My face was a different story. I had once been told that I had a cherub-like appearance, eternally youthful and innocent. But years of slaving for German soldiers had changed that. I looked older than my 20 years, hardened, bitter perhaps. My silver eyes would never sparkle. My skin was clear but dull. My lips rarely smiled.
Standing up, I carried the lamp to my bedside table and set it down before pulling back the quilt and sheets. I had been sleeping in this exact same bed since I was in grammar school, the mattress just barely long enough to hold my body, now too soft from years of tossing and turning. I lay myself down and reached for the lamp, the light disappearing with a simple flick of a switch. I turned over to face my window and watched as my curtains flapped in the slight draft that came from the cracks of the pane. I knew it would be morning soon and I prayed that the tanks and trucks would wait until mid-day before they started moving through the streets.

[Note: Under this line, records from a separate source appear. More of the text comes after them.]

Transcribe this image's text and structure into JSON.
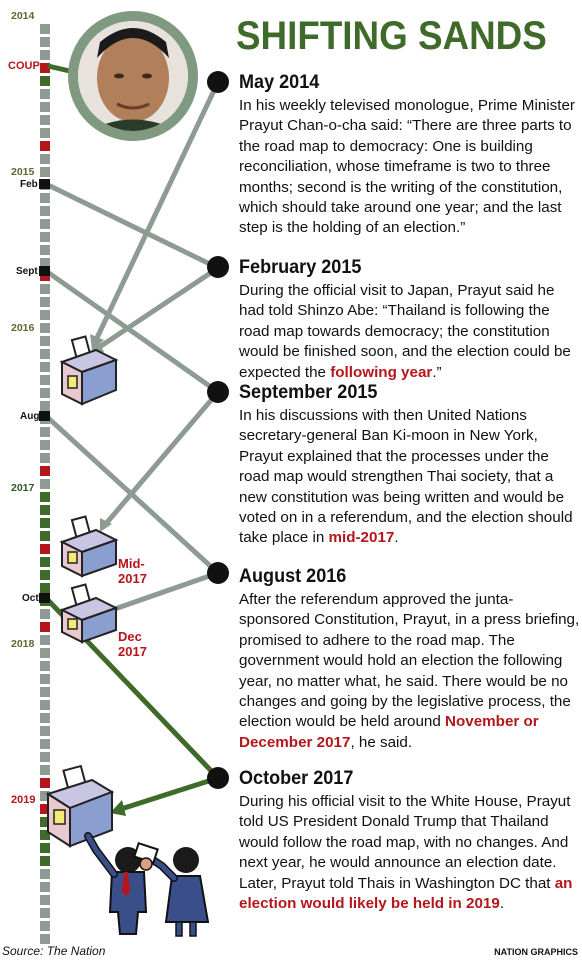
{
  "title": "SHIFTING SANDS",
  "timeline": {
    "coup_label": "COUP",
    "years": [
      "2014",
      "2015",
      "2016",
      "2017",
      "2018",
      "2019"
    ],
    "months": [
      "Feb",
      "Sept",
      "Aug",
      "Oct"
    ]
  },
  "ballot_labels": [
    "Mid-2017",
    "Dec 2017"
  ],
  "entries": [
    {
      "date": "May 2014",
      "text": "In his weekly televised monologue, Prime Minister Prayut Chan-o-cha said: “There are three parts to the road map to democracy: One is building reconciliation, whose timeframe is two to three months; second is the writing of the constitution, which should take around one year; and the last step is the holding of an election.”"
    },
    {
      "date": "February 2015",
      "text_before": "During the official visit to Japan, Prayut said he had told Shinzo Abe: “Thailand is following the road map towards democracy; the constitution would be finished soon, and the election could be expected the ",
      "highlight": "following year",
      "text_after": ".”"
    },
    {
      "date": "September 2015",
      "text_before": "In his discussions with then United Nations secretary-general Ban Ki-moon in New York, Prayut explained that the processes under the road map would strengthen Thai society, that a new constitution was being written and would be voted on in a referendum, and the election should take place in ",
      "highlight": "mid-2017",
      "text_after": "."
    },
    {
      "date": "August 2016",
      "text_before": "After the referendum approved the junta-sponsored Constitution, Prayut, in a press briefing, promised to adhere to the road map. The government would hold an election the following year, no matter what, he said. There would be no changes and going by the legislative process, the election would be held around ",
      "highlight": "November or December 2017",
      "text_after": ", he said."
    },
    {
      "date": "October 2017",
      "text_before": "During his official visit to the White House, Prayut told US President Donald Trump that Thailand would follow the road map, with no changes. And next year, he would announce an election date. Later, Prayut told Thais in Washington DC that ",
      "highlight": "an election would likely be held in 2019",
      "text_after": "."
    }
  ],
  "source": "Source: The Nation",
  "credit": "NATION GRAPHICS",
  "colors": {
    "green": "#3f6b2a",
    "red": "#b5161b",
    "gray": "#8d9b93"
  }
}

I closed my eyes and thought of Tristan and what we would be doing at this very moment had he still been alive. I smiled to myself, remembering all the late nights we had in the bar after all the customers had gone home. I could point to the very table where we had our first kiss. I could still stand at the back corner of the room in the very spot where he had first told me that he loved me. And I could still feel his weight on top of me as we made love for the first time in this very bed.
I fell asleep and dreamt of my fiancé. He was very much alive in this dream, exactly how I remembered him. We were on the beach near Arramanches and he was holding my hand as we waded into the icy waters. His pale skin was warm to the touch, his walnut hair was blowing in the wind and his deep brown eyes were smiling at me. Only, he didn't stop when the water reached our knees. He kept on walking into the frigid surf even after I begged him to return to the shore. I was pulling and pulling at his hand, pleading with him to turn around. And when the waves started crashing around my waist, he let go of my hand. Tristan didn't turn around. He didn't look back to see if I was following him. He just disappeared into the grey water as I stood there screaming for him to stop.